Recently, I’ve done a couple of posts on the growing market share of and impressive performance in speed tests of Google’s open source Chrome browser. Even though Chrome is a very fast browser, though, and even though its ability to load pages and applications in distinct tabs without crashing the whole browser is attractive, it still doesn’t have the extremely useful universe of extensions that Firefox has.
Boodman’s post includes a link to a design document intended for developers who want to build extensions for Chrome. Many people who had been wondering if it would be easy to fork extensions for Firefox to Chrome’s Chromium core may be encouraged by attention paid in the design document to “users coming from other browsers who are used to certain extensions that they can’t live without.” The design document also cites several popular Firefox extensions as examples of good add-ons for Chrome, including ForecastFox, Adblock, and many more.

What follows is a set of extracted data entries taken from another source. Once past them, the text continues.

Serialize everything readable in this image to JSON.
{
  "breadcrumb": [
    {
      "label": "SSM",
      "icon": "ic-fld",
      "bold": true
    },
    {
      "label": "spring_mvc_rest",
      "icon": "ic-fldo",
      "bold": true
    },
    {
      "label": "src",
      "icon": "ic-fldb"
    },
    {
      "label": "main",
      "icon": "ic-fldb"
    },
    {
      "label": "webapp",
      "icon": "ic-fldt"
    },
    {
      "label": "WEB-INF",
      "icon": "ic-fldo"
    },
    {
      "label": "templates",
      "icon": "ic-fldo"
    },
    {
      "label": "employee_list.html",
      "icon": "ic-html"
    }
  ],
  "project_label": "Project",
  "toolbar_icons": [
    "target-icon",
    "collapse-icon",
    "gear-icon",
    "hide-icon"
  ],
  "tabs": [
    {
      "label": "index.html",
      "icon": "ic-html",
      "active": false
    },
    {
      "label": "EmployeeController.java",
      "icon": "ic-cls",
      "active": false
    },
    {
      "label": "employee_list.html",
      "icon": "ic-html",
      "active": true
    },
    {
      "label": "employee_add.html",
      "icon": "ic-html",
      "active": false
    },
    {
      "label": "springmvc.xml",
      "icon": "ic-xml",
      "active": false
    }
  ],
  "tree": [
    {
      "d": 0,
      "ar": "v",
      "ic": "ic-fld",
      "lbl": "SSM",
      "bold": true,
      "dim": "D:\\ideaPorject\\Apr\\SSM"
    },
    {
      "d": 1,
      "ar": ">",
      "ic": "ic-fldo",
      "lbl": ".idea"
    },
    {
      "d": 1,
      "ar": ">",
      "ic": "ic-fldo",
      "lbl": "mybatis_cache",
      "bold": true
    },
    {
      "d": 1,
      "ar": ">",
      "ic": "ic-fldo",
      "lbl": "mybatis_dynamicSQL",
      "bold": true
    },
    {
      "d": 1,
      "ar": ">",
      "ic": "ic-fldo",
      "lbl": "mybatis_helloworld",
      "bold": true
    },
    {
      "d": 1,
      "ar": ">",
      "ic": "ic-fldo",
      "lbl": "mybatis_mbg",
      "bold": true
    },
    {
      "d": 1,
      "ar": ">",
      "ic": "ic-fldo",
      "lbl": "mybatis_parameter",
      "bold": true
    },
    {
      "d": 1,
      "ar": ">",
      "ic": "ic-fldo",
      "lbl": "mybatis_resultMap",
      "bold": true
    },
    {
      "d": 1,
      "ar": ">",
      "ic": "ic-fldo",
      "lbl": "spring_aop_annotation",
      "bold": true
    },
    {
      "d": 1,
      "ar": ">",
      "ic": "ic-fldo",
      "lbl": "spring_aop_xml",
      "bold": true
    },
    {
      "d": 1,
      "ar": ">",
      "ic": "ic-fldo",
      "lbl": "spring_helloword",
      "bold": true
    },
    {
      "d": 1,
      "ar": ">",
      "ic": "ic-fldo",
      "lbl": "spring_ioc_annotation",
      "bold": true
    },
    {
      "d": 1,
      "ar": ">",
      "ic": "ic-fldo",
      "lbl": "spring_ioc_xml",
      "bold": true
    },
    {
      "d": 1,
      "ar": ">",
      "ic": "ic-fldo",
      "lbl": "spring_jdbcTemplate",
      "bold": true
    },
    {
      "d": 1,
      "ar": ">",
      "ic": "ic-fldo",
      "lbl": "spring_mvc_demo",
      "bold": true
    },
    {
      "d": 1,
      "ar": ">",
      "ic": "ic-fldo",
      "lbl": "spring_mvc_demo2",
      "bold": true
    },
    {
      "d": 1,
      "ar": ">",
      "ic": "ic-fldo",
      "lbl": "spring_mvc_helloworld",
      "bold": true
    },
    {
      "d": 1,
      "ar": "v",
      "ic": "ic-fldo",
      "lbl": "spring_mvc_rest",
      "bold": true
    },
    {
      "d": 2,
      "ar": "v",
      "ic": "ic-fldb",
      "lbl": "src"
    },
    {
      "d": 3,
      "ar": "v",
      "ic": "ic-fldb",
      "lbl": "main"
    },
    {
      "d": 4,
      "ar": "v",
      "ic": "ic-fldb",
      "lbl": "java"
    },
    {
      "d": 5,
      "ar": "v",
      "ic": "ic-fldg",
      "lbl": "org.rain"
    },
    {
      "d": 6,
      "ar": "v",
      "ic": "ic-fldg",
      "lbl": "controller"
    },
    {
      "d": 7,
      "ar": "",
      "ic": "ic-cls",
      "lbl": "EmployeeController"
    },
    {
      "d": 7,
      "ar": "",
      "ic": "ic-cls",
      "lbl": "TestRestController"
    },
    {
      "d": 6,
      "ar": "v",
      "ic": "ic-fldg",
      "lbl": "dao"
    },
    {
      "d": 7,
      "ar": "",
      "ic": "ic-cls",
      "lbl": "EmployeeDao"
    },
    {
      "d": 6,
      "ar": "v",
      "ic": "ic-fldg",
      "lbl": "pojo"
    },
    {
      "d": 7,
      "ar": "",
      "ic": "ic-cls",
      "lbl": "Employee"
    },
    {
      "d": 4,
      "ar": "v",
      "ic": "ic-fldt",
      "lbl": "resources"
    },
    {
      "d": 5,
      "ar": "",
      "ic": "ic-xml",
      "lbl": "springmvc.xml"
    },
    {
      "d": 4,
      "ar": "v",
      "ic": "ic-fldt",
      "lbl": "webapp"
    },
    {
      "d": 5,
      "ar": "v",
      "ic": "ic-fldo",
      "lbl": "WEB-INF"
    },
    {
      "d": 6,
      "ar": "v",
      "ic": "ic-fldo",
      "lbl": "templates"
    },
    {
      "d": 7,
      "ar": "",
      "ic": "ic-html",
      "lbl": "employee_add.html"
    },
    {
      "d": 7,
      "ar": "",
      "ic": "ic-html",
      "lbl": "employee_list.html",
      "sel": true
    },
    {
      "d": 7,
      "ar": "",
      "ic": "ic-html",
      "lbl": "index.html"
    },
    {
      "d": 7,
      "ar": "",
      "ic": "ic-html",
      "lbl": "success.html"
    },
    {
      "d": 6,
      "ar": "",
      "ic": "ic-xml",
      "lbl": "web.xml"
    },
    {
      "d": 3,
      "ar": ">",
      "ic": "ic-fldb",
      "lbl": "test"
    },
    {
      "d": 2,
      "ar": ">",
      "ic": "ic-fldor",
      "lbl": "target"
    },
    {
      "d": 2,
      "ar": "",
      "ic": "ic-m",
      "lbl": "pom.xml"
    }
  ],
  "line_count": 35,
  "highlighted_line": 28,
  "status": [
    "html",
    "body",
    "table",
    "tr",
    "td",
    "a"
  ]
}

“The system should be able to support an open-ended list of APIs over time, such as toolbars, sidebars, content scripts (for Greasemonkey-like functionality), and content filtering (for parental filters, malware filters, or adblock-like functionality),” the design document adds. The plan calls for bookmarking, content enhancement, content filtering, download helper and other types of extensions.
This is good news, and more evidence of how much of the innovation in browsers is being driven on the open source front by Firefox and Chrome. Indeed, there already is an initial extension for Chrome–a fork of the Firefox extension URL Helper. I expect that a lot of the most popular Firefox extensions will show up in versions for Chrome next year, which will create a more level playing field between these two browsers.